A Brave New World Has Arrived

The U.K.’s Telegraph reports that with a quick blood sample from a pregnant mother and a saliva test from the father, doctors can now screen for 3,500 genetic disorders of the child. While some parents will use the testing to prepare to best accommodate their special needs child, other parents will participate in a new form of eugenic abortions.  Many may argue the benefits of aborting such children so that, “every child is a wanted child.” Genetic testing, however, will instead narrow the classification for “wanted.”

In jarring inconsistency, however, we decry parental favoritism and conditional love. For example, recent headlines include the ever controversial TV show, Toddlers and Tiaras, and restrictions on child models modeling adult clothes in Vogue. There is also a new public upwelling to hold the fashion industry accountable in setting realistic and accepting standards for young girls and women.  All these themes ring with the rising cultural plea for genuine acceptance.

This genetic testing squashes that plea for each person before they are even born.

With our right hand, society condemns the culture of perfection which leads to eating disorders, suicide, and self-judgment, and with the other hand raises up a new strain of discrimination.

The 1997 movie, Gattaca,  starring Jude Law and Uma Thermon, creates a fantasy science fiction world of genetic testing.
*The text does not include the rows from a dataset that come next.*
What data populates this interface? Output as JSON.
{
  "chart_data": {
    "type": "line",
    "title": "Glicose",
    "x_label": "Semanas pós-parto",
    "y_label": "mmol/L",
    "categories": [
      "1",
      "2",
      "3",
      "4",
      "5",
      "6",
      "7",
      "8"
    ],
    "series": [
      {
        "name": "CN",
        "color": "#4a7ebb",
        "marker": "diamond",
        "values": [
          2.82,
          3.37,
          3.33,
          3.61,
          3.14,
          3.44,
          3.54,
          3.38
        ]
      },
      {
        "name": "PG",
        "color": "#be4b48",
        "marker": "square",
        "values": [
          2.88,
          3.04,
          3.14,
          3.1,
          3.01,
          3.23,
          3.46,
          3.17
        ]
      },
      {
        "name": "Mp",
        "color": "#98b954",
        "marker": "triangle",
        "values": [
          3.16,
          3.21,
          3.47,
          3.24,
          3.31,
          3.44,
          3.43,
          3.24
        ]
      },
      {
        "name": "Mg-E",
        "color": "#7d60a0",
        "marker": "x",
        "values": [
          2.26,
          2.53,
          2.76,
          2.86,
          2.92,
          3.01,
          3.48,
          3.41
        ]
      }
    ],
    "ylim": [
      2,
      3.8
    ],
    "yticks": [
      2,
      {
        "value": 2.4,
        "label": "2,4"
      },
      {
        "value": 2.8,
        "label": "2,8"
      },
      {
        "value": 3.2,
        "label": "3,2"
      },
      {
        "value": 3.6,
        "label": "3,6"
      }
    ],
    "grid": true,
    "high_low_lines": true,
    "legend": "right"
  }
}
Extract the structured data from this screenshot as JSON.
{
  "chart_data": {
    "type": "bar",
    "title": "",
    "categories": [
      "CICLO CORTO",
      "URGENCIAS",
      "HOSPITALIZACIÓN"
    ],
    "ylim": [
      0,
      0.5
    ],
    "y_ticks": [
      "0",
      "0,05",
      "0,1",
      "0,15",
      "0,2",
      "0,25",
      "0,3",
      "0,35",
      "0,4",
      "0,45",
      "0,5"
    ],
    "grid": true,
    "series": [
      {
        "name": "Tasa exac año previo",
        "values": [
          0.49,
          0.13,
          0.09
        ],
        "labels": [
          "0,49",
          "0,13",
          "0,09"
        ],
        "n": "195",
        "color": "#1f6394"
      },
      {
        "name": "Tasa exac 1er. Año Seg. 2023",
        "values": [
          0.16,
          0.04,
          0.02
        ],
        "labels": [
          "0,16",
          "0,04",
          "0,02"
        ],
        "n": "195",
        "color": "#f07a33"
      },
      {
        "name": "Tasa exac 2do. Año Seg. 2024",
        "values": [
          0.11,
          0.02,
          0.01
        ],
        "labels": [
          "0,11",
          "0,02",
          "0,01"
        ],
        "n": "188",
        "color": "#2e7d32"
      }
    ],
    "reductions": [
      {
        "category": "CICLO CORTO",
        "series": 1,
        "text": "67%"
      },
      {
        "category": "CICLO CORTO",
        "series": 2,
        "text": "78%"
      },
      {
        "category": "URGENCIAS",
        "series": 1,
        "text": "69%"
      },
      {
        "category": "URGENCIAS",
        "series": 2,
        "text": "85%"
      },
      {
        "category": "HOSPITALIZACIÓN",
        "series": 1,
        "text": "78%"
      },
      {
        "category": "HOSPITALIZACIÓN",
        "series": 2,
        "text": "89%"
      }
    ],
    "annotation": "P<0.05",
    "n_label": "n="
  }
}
The character narrates his world: “The majority of persons are now made-to-order… I belonged to a new underclass, no longer determined by social status or the color of your skin. No, we now have discrimination down to a science.”

Rep. Trent Franks’ PRENDA legislation recently failed in congress, allowing parents to abort a child if he or she is the “wrong” gender. If gender constitutes grounds for abortion, what will this expansion in genetic testing lead to? Welcome to the brave new world.